Irina’s lips curved faintly. “You intend to reclaim her.”
“I intend to correct her,” Sokolov said, voice soft as wire. Correction was always more satisfying than destruction.
Orlov spoke again. “And Franks?”
Sokolov paused. Then shrugged slightly. “Expendable.”
Irina considered that. “He will not let us take her easily.”
“No,” Sokolov agreed. “He will not.”
Orlov’s eyes hardened slightly. “Then what are our orders?”
Sokolov turned back toward the observation glass. Outside, the recruits had moved into formation drills, pairs advancing across the snow-covered yard with quiet mechanical precision.
The next generation.
“Continue pressure,” he said calmly. “Track their movements.
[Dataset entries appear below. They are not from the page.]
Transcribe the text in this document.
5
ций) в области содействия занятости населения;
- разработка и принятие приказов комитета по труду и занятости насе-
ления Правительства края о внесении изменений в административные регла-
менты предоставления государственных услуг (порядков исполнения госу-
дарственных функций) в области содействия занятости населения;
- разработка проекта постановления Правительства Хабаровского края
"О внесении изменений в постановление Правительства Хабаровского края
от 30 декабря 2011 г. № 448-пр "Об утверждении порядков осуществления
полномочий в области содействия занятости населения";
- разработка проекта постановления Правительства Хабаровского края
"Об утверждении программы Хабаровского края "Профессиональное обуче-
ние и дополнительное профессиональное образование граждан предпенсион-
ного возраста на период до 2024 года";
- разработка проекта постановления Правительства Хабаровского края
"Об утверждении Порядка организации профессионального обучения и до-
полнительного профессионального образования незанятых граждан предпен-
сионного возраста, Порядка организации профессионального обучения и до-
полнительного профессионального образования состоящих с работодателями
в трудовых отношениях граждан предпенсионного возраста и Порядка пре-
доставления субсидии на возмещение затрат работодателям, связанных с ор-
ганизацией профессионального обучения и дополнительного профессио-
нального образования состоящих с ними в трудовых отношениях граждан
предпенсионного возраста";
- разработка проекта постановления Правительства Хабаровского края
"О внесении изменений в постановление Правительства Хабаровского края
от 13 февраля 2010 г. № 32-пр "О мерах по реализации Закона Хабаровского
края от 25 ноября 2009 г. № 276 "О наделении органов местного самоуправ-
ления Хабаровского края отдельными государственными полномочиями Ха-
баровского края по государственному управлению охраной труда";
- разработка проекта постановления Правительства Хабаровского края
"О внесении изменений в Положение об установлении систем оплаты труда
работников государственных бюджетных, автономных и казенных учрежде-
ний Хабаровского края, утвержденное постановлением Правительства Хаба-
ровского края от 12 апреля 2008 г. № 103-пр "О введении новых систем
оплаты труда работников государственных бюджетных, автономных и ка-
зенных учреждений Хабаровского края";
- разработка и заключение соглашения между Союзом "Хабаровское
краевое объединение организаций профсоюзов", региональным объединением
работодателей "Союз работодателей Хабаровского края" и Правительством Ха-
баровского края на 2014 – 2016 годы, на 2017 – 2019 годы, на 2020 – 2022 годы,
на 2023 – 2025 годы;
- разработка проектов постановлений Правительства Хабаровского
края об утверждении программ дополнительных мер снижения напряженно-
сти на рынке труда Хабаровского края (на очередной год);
Isolate the Morozov woman.”
Irina’s voice was quiet. “And when we have her?”
Sokolov glanced back at the screen. His expression stayed the same. “You will bring her here.” He pointed toward the training grounds below. “Dawn Wing will need instructors soon.”
Orlov inclined his head slightly. “As you command.”
Irina studied him one last moment. “You believe she will cooperate.”
Sokolov’s smile returned. Cold. Certain. “She will.” It was the smile of a man who had never doubted his own gravity.
The feeds went dark.
Varga stepped closer again. “You’re confident.”
“Yes.”
“She has spent years fighting the program.”
Sokolov turned back to the glass. Outside, the recruits began their morning run across the frozen yard.
Forty-two once stood where they now stood. Forty-two experiments. Forty-two failures.
But the Morozov girl had been different even then. He had seen it before the others did.
“The program never failed,” Sokolov said, voice quiet but absolute. “It simply outgrew its old skin.”
Varga watched him. “No?”
“No.” He folded his hands behind his back again. “It simply evolved.”
Outside, the first sunlight touched the mountain peaks.
Sokolov watched the recruits below—his legacy in motion. Then he gave the order that would set the next phase of the hunt in motion. “Prepare the retrieval team.”
Varga nodded. “And the Morozov woman?”
Sokolov’s voice remained perfectly calm. “She will not die.” His gaze swept the training ground—cold, unblinking. “She will come home.” And this time, home would not let her leave again.